Jake Gyllenhaal (Culpable), a sus 43 años, no deja de sorprender por su capacidad actoral y su compromiso físico. Si bien en esta ocasión no interpreta a un personaje tan volátil como tiene acostumbrada a la audiencia, es plausible su capacidad para pasar de la comedia, a partir de diálogos sarcásticos y gestos exagerados, al melodrama y la acción en escenas brutales. Dicho sea de paso, la fotografía de Henry Braham (Guardianes de la Galaxia Vol. 3) tiene un papel fundamental para atrapar al espectador y dotarlo de adrenalina aunque sea por unos momentos con tomas en primera persona (desde la perspectiva de Dalton) cuando está en pleno sufrimiento por los embates de Knox. 

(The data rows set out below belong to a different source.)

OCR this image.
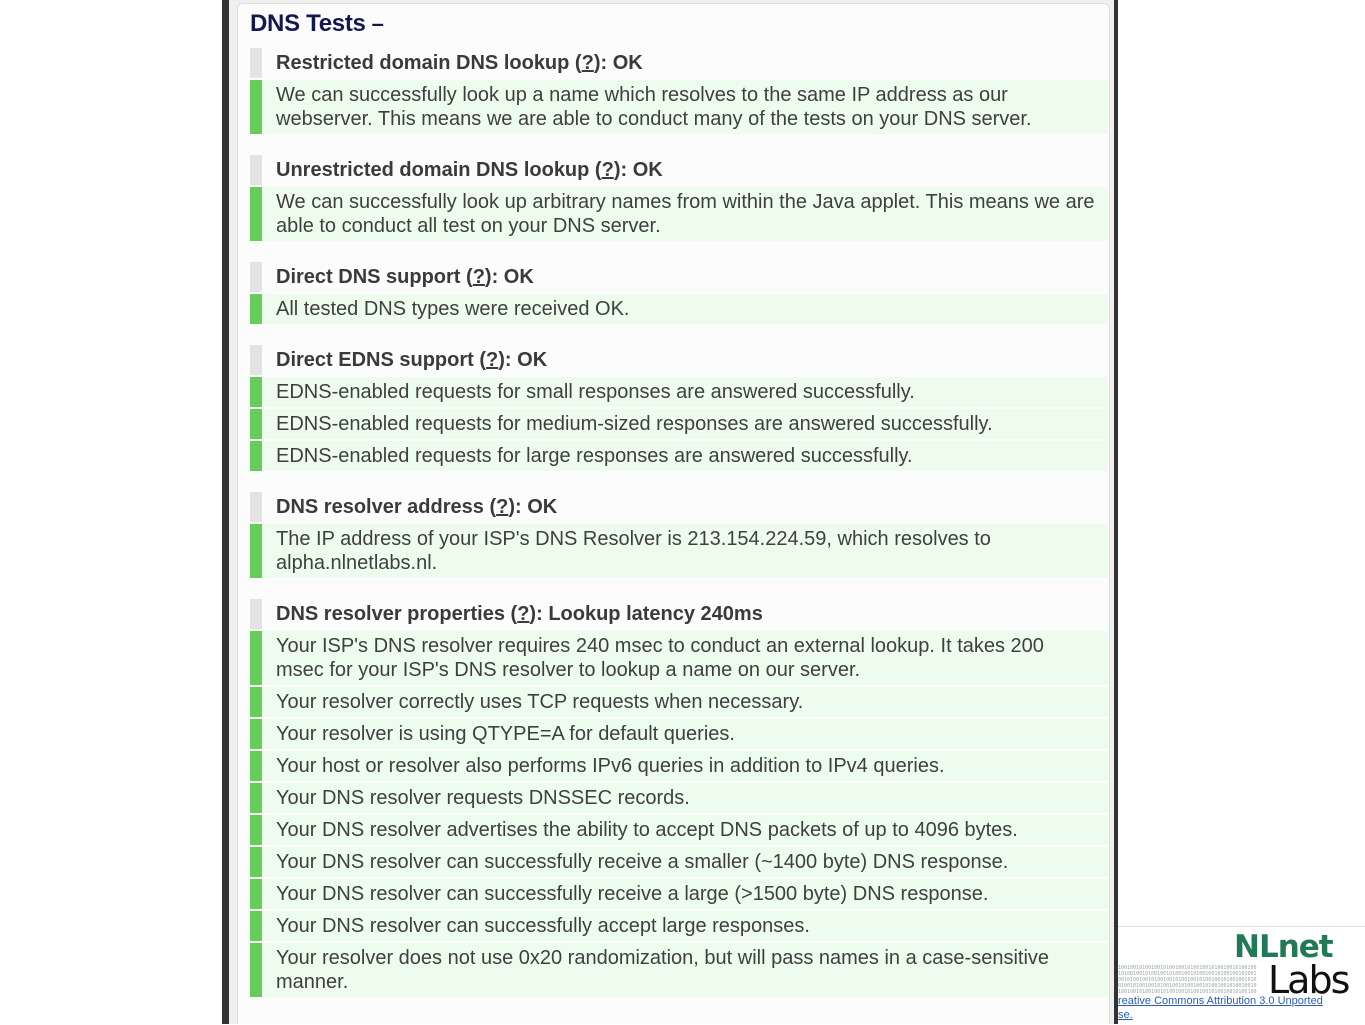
DNS Tests –
Restricted domain DNS lookup (?): OK
We can successfully look up a name which resolves to the same IP address as our webserver. This means we are able to conduct many of the tests on your DNS server.
Unrestricted domain DNS lookup (?): OK
We can successfully look up arbitrary names from within the Java applet. This means we are able to conduct all test on your DNS server.
Direct DNS support (?): OK
All tested DNS types were received OK.
Direct EDNS support (?): OK
EDNS-enabled requests for small responses are answered successfully.
EDNS-enabled requests for medium-sized responses are answered successfully.
EDNS-enabled requests for large responses are answered successfully.
DNS resolver address (?): OK
The IP address of your ISP's DNS Resolver is 213.154.224.59, which resolves to alpha.nlnetlabs.nl.
DNS resolver properties (?): Lookup latency 240ms
Your ISP's DNS resolver requires 240 msec to conduct an external lookup. It takes 200 msec for your ISP's DNS resolver to lookup a name on our server.
Your resolver correctly uses TCP requests when necessary.
Your resolver is using QTYPE=A for default queries.
Your host or resolver also performs IPv6 queries in addition to IPv4 queries.
Your DNS resolver requests DNSSEC records.
Your DNS resolver advertises the ability to accept DNS packets of up to 4096 bytes.
Your DNS resolver can successfully receive a smaller (~1400 byte) DNS response.
Your DNS resolver can successfully receive a large (>1500 byte) DNS response.
Your DNS resolver can successfully accept large responses.
Your resolver does not use 0x20 randomization, but will pass names in a case-sensitive manner.
10010010100100101001001010010010100100101001001010010010100100101001001010010010100100101001001010010010100100101001001010010010100100101001001010010010100100101001001010010010100100101001001010010010100100101001001010010010100100
NLnet
Labs
reative Commons Attribution 3.0 Unported
se.
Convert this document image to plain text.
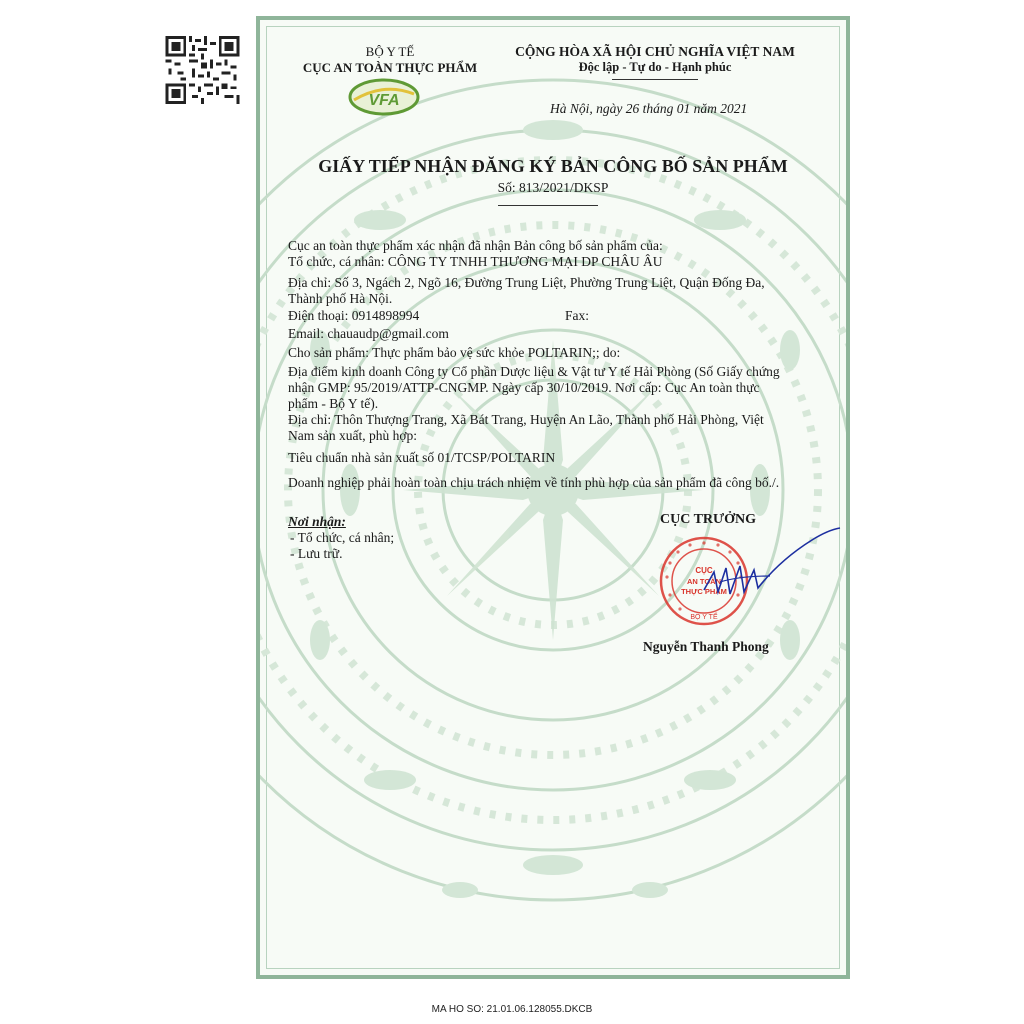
BỘ Y TẾ
CỤC AN TOÀN THỰC PHẨM
VFA
CỘNG HÒA XÃ HỘI CHỦ NGHĨA VIỆT NAM
Độc lập - Tự do - Hạnh phúc
Hà Nội, ngày 26 tháng 01 năm 2021
GIẤY TIẾP NHẬN ĐĂNG KÝ BẢN CÔNG BỐ SẢN PHẨM
Số: 813/2021/DKSP
Cục an toàn thực phẩm xác nhận đã nhận Bản công bố sản phẩm của:
Tổ chức, cá nhân: CÔNG TY TNHH THƯƠNG MẠI DP CHÂU ÂU
Địa chỉ: Số 3, Ngách 2, Ngõ 16, Đường Trung Liệt, Phường Trung Liệt, Quận Đống Đa,
Thành phố Hà Nội.
Điện thoại: 0914898994	Fax:
Email: chauaudp@gmail.com
Cho sản phẩm: Thực phẩm bảo vệ sức khỏe POLTARIN;; do:
Địa điểm kinh doanh Công ty Cổ phần Dược liệu & Vật tư Y tế Hải Phòng (Số Giấy chứng
nhận GMP: 95/2019/ATTP-CNGMP. Ngày cấp 30/10/2019. Nơi cấp: Cục An toàn thực
phẩm - Bộ Y tế).
Địa chỉ: Thôn Thượng Trang, Xã Bát Trang, Huyện An Lão, Thành phố Hải Phòng, Việt
Nam sản xuất, phù hợp:
Tiêu chuẩn nhà sản xuất số 01/TCSP/POLTARIN
Doanh nghiệp phải hoàn toàn chịu trách nhiệm về tính phù hợp của sản phẩm đã công bố./.
Nơi nhận:
- Tổ chức, cá nhân;
- Lưu trữ.
CỤC TRƯỞNG
BỘ Y TẾ
CỤC
AN TOÀN
THỰC PHẨM
Nguyễn Thanh Phong
MA HO SO: 21.01.06.128055.DKCB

El tono fársico de la película se puede notar en las actuaciones de Gyllenhaal, Magnussen y ni se diga de McGregor, quien desde su forma de caminar y escupir sus diálogos da cuenta del gorila al que interpreta. Este camino pudo haber sido arriesgado, pero llega a buen puerto cuando se logra ver el tono de las secuencias de acción, las cuales nunca dejan de ser exageradas; para muestra el enfrentamiento entre botes de la última parte. 

El duro es una película con grandes dosis de adrenalina que engancha al espectador gracias a un Gyllenhaal protagónicoque juega con el humor y la violencia de una manera equilibrada. ¿Supera a la versión original? Sí y con creces, en especial por tener en la silla de director a un cineasta experimentado y con visión clara de la acción como Doug Liman.